Rats were made dependent on sodium barbital by daily oral administration of the drug over a 4 week period. At the end of this time the animals were switched to sodium pentobarbital, I.P., 30 mg/Kg every 4 hours for 3 days and withdrawn. Mean Plasma pentobarbital concentrations was observed to decline rapidly following peak concentrations which occurred approximately 1 hour after the final dose. The last samples in which pentobarbital was detectable were taken 3 hours after the last dose. Audiogenic seizure susceptibility and intensity peaked at 6 hours following the last dose, suggesting that a low concentration of barbiturate is more important in increasing seizure propensity than a sudden decrease in concentration. No electroencephalographic abnormalities were observed during the withdrawal period.

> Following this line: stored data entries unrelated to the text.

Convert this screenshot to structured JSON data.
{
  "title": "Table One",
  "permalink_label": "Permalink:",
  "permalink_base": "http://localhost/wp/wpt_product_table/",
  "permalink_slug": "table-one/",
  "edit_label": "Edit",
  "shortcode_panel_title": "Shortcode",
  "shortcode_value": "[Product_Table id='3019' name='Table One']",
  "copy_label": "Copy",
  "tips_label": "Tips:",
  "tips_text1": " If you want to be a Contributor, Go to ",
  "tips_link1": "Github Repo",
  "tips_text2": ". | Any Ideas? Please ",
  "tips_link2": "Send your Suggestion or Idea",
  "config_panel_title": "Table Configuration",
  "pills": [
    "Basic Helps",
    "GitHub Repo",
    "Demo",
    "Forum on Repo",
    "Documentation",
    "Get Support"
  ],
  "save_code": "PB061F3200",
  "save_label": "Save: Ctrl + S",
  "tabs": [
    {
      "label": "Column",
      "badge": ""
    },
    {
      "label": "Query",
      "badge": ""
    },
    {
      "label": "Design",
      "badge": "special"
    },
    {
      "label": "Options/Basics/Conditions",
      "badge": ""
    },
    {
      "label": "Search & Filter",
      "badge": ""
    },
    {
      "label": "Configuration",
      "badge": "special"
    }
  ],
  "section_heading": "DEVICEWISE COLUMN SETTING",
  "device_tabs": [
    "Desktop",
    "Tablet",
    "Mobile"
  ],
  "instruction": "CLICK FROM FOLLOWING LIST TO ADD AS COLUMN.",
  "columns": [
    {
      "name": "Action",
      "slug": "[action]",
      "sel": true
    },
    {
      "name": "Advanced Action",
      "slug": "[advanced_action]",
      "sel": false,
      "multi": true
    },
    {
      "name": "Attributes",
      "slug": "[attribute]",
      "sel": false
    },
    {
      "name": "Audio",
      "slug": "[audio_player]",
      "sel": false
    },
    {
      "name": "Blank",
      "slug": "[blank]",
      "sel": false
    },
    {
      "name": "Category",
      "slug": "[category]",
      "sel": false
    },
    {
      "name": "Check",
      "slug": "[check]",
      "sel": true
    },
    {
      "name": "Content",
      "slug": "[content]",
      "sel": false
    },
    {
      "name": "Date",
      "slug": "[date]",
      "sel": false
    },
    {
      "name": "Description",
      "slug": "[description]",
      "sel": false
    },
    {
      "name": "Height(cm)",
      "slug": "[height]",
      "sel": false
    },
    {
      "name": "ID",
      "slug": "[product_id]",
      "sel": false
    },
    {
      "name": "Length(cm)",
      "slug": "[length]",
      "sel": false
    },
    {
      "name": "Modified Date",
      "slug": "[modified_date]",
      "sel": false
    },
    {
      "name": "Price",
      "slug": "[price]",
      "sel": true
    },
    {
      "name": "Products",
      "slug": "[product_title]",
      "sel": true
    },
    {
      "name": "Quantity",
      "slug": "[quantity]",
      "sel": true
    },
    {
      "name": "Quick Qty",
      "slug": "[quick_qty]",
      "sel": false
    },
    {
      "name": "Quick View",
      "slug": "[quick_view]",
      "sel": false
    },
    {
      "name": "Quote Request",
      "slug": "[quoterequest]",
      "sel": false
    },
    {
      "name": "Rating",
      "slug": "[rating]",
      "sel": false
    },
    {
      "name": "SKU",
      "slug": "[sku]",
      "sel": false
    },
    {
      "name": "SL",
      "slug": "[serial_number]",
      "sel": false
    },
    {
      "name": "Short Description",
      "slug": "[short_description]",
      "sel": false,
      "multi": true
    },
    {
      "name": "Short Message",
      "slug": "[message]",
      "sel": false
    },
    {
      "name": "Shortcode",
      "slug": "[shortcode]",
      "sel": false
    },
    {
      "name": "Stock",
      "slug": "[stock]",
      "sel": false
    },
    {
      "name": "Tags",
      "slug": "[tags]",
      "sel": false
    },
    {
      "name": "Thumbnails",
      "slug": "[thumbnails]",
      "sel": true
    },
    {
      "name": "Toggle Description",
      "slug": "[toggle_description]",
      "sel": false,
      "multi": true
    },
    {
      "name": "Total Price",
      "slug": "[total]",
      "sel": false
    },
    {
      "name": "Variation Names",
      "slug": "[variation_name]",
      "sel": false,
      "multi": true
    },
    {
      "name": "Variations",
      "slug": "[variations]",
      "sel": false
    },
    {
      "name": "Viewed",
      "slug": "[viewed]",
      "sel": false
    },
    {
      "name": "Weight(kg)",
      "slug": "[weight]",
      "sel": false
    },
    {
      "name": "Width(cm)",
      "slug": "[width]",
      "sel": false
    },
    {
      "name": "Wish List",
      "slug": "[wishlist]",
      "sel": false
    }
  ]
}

Effects of Ro 4-1284 on electrically-induced spinal cord seizures and on spinal cord norepinephrine and 5-hydroxytryptamine levels.

The time course effects of the benzoquinolizine Ro 4-1284 on spinal cord norepinephrine (NE) and 5-hydroxytryptamine (5-HT) levels were compared to the effects of this same drug on electrically-induced spinal cord seizures. The data show that a significant decrease in spinal cord NE levels and a facilitating effect on spinal cord seizures are apparent 15 minutes after Ro 4-1284 (10 mg/kg s.c.) and that both of these effects persist for at least 24 hours. Forty-eight hours after injection, the effects of Ro 4-1284 on seizure and on NE levels are completely dissipated. A significant decrease in 5-HT levels is not apparent until 1 hour after Ro 4-1284. These data suggest that noradrenergic neurons of the spinal cord act as attenuators of seizure activity. The possibility that spinal cord 5-HT also subserves a seizure attenuating function is not precluded.